Ya. Tak seorang pun berpikir macam-macam tentang Zavilia di sana, jadi mungkin dia benar tentang keadaan di sini juga. Maksudku, tak seorang pun waras akan berpikir Naga Hitam akan menyusut, kan?
“Hmm, baiklah, kurasa kebanyakan ksatria tidak akan menyadari kau Naga Hitam. Cuaca akan segera dingin, jadi pakailah penyamaran Merpati Biru buatanku kalau kau merasa membutuhkannya.
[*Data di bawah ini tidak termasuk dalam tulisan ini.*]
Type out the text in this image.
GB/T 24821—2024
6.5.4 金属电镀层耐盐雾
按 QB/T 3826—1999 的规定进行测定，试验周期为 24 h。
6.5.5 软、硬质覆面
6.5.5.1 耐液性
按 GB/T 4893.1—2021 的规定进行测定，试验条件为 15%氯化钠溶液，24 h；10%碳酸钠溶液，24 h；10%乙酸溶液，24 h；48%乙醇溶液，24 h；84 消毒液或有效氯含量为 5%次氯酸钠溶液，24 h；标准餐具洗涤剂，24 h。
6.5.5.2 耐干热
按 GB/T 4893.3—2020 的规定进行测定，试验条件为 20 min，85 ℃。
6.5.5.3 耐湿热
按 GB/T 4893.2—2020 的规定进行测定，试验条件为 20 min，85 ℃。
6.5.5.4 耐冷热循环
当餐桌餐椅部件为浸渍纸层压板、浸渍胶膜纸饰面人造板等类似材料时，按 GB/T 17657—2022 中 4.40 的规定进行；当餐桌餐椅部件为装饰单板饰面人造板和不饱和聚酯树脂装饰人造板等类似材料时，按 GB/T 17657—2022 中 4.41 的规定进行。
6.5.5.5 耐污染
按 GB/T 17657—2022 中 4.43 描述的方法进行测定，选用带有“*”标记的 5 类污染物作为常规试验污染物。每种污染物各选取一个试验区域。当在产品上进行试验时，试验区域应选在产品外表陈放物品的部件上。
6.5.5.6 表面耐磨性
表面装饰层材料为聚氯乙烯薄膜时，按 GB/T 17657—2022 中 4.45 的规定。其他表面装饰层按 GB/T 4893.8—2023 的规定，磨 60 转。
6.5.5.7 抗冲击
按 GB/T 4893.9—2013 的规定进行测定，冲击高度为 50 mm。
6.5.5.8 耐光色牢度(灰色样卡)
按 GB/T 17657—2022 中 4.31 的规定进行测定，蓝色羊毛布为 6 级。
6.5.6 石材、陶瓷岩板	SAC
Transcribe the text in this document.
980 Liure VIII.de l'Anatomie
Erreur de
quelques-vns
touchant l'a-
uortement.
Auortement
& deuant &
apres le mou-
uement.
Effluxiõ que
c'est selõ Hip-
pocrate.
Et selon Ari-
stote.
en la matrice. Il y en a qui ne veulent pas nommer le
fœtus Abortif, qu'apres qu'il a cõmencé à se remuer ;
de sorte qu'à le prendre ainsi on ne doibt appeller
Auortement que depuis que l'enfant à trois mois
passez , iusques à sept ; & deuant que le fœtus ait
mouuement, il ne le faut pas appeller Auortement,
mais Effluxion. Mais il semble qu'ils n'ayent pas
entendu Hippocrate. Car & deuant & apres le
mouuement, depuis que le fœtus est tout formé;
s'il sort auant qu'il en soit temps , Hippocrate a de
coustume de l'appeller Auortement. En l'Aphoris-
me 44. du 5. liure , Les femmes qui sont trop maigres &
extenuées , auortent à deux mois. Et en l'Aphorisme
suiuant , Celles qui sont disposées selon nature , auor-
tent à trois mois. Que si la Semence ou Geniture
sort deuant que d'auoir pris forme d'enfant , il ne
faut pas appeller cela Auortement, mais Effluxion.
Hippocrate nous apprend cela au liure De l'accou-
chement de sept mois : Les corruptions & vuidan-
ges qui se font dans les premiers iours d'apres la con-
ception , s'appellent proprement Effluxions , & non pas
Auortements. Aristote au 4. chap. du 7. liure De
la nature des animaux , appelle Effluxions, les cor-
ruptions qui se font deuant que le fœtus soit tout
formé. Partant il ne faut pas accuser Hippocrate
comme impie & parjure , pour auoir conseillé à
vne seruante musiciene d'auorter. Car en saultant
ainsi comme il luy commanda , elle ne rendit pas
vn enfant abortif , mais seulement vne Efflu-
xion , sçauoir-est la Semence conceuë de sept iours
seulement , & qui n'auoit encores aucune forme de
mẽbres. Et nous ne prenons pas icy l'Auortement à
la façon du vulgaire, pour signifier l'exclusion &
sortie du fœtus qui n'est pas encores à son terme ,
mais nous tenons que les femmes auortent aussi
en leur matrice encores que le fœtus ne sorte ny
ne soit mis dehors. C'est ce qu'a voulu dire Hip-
Oh, dan kalau kau entah bagaimana ketahuan sebagai Naga Hitam, kau seharusnya masih bisa lolos saat mereka berlutut di hadapanmu dan sebagainya. Lagipula, binatang penjaga kerajaan adalah Naga Hitam.”
“…Begitu. Kau pikir para kesatria akan berlutut dengan hormat di hadapanku jika mereka mengetahui identitasku? Fakta bahwa kau benar-benar percaya itu sungguh luar biasa, Fia.”
“Kau tidak mungkin sedang mengolok-olokku sambil berpura-pura memujiku, kan?” Aku menatapnya tajam.
Dia menyeringai dan berkata, “Singkirkan pikiran itu! Aku takkan pernah bisa se-sindir itu, apalagi jika kau begitu cerdik. Aku memujimu karena kebaikan hatiku.”
“Oh, betapa baiknya Anda, Yang Mulia! Sungguh suatu kehormatan dipuji oleh seorang raja!”
Kami bercanda bolak-balik, tetapi akhirnya aku harus bersiap-siap untuk tidur. Aku baru saja kembali ke ibu kota kerajaan kemarin, jadi aku masih kelelahan. Aku mengambil pedang Sirius dari dekat jendela, lalu meletakkannya di samping bantalku sambil merangkak ke tempat tidur. Dengan pedang dan Zavilia di sisiku, seluruh tubuhku rileks, aman dan tenteram. Tentu saja, aku mungkin saja pingsan karena kelelahan, bukan karena kehadiran mereka yang menenangkan. Begitu pula, jika pedang itu memengaruhi mimpiku, aku tidak menyadarinya.